Jackson Pollock did more than make a name for himself at that show. He made a name for the New York School. In his success, he took with him the entire movement. His work sold more rapidly than even HE could drip it, creating a demand for similar work by other artists, creating a shortage of such works, creating rising prices, which, in turn, created dozens of other Abstract Expressionists. They churned out work at an incredible rate, in a frenzy of paint slinging (literally) not seen before or since. Some of it was good. Some of it was GREAT, in fact, but most of it was mediocre at best, and some downright AWFUL. Yet it was all so new not one in a hundred buyers could tell the difference. Pollock's work brought astronomical prices for the time, as did the work of Clyfford Still, Barnett Newman, Mark Rothko and a few others far less memorable.

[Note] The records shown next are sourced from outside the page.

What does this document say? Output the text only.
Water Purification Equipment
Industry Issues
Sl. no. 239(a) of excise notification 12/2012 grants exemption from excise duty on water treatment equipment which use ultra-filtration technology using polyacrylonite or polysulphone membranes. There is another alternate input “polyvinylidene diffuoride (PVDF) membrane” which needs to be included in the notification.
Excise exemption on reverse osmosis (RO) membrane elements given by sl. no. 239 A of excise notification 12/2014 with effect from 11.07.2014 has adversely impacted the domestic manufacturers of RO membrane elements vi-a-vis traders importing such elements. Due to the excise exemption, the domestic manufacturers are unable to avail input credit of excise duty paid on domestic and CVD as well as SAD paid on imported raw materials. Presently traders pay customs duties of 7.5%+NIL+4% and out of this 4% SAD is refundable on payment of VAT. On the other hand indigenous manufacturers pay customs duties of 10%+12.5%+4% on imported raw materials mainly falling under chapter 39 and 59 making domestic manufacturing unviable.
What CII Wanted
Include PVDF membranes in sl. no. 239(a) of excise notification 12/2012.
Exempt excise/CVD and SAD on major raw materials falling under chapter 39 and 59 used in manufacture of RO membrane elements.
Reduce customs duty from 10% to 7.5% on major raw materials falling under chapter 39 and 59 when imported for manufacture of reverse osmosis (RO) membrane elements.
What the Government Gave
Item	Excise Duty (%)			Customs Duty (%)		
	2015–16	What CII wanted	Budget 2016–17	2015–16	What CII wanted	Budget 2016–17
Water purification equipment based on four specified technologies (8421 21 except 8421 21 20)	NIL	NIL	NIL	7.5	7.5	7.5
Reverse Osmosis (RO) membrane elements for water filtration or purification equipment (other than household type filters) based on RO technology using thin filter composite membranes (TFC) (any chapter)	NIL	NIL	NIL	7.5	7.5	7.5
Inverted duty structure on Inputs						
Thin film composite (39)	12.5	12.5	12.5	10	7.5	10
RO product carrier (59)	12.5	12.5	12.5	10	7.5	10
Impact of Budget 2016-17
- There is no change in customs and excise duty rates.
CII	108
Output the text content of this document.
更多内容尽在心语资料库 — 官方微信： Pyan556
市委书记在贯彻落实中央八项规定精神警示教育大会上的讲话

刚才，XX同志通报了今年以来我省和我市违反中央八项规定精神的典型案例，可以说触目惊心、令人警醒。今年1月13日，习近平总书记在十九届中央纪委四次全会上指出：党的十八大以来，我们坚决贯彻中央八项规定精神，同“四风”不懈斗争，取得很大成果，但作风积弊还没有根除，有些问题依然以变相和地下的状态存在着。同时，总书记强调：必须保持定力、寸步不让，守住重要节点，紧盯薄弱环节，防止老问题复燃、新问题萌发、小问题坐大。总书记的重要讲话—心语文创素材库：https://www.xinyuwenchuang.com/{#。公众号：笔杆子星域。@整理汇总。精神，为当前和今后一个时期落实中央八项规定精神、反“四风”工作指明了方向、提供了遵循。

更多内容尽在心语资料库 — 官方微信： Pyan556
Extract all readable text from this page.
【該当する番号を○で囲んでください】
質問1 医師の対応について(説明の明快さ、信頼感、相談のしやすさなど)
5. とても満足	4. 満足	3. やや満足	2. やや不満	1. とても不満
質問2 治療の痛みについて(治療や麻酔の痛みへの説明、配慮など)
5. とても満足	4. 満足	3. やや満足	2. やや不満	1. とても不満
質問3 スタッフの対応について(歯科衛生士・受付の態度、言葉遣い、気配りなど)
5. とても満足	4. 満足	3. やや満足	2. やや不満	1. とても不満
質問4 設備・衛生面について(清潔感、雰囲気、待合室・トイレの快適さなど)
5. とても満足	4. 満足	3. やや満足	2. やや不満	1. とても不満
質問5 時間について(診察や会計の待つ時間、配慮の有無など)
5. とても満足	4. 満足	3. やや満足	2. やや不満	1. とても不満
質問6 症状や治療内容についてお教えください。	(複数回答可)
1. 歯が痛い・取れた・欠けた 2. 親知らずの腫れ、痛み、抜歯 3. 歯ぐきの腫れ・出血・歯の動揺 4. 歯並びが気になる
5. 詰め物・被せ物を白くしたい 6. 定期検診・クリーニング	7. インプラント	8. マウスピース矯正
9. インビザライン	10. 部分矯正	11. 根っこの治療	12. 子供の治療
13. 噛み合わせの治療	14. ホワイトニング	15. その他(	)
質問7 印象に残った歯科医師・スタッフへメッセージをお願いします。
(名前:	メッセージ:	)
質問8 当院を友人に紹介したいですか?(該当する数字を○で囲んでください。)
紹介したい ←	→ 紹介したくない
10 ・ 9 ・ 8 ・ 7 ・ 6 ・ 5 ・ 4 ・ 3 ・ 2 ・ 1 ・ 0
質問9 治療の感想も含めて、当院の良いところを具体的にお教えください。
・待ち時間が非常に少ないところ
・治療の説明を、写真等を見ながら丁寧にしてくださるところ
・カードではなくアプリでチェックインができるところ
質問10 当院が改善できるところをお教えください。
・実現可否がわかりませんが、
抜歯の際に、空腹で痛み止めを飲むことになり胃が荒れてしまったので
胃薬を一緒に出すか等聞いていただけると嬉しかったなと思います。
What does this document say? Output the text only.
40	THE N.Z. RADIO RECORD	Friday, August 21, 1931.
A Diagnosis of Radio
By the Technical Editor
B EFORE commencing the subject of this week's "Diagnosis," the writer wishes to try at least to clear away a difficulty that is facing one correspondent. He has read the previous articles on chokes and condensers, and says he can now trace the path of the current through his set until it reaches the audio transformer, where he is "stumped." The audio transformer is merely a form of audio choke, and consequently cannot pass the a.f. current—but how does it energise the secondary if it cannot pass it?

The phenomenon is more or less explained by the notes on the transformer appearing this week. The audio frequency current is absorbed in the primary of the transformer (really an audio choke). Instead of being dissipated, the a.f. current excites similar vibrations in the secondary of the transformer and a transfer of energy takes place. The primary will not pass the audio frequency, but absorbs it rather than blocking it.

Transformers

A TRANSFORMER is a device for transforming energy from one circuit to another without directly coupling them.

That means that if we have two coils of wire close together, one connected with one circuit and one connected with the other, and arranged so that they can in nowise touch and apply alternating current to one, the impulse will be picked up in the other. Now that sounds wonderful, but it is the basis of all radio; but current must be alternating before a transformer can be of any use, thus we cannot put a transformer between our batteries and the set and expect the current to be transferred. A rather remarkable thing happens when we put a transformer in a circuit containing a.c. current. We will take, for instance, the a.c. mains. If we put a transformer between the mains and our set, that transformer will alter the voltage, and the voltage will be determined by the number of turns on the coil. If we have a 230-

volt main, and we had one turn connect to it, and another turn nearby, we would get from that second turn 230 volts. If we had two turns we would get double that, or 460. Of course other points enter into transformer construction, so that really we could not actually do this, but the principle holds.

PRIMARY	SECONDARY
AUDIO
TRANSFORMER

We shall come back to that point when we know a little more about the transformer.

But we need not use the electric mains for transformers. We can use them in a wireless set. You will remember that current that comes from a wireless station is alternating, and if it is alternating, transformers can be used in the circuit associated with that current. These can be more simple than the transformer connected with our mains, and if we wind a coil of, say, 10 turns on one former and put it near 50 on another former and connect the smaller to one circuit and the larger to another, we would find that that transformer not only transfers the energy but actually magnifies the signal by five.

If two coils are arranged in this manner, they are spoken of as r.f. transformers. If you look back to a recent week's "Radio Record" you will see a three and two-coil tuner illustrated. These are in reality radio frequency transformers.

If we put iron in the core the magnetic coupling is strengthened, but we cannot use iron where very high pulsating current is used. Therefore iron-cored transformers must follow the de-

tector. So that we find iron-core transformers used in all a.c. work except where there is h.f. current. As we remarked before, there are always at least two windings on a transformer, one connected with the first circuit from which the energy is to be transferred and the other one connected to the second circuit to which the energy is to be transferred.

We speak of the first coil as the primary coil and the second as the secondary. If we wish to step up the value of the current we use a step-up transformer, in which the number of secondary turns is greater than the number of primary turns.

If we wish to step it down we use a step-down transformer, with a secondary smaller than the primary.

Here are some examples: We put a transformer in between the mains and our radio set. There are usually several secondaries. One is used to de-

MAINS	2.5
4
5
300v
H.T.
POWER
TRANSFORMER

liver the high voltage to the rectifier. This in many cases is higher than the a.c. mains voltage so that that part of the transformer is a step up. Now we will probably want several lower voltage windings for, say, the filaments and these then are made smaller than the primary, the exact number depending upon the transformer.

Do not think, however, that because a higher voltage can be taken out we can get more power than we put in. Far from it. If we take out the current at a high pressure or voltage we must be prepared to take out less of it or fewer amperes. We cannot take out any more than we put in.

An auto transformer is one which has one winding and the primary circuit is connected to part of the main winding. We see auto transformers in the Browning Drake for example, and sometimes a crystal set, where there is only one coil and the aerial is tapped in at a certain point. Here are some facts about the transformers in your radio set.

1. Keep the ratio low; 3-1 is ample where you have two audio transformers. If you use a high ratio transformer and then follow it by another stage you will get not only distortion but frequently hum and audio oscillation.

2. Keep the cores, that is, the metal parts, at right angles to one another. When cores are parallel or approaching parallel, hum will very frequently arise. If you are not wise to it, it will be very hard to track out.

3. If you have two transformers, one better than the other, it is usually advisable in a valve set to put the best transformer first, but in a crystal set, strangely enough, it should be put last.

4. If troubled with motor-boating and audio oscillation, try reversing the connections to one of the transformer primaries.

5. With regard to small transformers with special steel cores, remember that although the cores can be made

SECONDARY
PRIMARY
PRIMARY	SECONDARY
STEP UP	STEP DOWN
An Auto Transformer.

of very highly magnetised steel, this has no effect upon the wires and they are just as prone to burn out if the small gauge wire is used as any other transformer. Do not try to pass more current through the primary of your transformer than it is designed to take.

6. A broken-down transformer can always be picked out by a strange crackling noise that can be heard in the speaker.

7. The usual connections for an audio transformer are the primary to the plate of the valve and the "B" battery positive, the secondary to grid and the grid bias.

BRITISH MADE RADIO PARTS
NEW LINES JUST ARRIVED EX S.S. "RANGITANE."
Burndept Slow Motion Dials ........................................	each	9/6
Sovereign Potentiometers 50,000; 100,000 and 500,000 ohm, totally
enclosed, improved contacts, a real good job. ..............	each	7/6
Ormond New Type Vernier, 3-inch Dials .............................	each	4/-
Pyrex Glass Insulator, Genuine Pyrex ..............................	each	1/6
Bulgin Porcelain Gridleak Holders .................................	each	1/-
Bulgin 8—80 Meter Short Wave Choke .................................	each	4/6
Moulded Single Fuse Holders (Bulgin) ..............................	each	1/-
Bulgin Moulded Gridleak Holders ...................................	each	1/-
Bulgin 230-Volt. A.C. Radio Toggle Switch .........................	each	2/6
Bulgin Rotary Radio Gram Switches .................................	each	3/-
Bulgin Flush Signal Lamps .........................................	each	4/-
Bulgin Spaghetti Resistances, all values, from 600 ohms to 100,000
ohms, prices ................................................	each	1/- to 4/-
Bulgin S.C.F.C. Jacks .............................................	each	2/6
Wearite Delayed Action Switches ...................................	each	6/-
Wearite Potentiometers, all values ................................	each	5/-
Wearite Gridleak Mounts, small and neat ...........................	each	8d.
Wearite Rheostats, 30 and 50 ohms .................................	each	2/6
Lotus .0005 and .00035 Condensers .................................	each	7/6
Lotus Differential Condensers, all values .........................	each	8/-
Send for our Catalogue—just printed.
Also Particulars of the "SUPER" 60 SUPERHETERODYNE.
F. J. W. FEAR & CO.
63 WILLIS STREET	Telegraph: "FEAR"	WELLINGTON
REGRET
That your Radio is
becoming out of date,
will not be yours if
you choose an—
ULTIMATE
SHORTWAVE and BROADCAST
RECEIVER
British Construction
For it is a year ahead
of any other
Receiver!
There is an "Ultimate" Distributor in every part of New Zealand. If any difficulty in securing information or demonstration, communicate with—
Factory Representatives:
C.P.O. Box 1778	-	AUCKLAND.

Abstract Expressionism, like the artists finally reaping the reward for their persistence, had been around for a decade or more. It was no "flash in the pan" either. It totally dominated the art world in this country and around the world for the NEXT ten years. It's "sudden" success was frightening for the artists concerned. Some handled it better than others. Pollock handled it perhaps worst of all. He died in a high-speed drunk-driving accident in 1956 at the height of his creative powers. He was 44.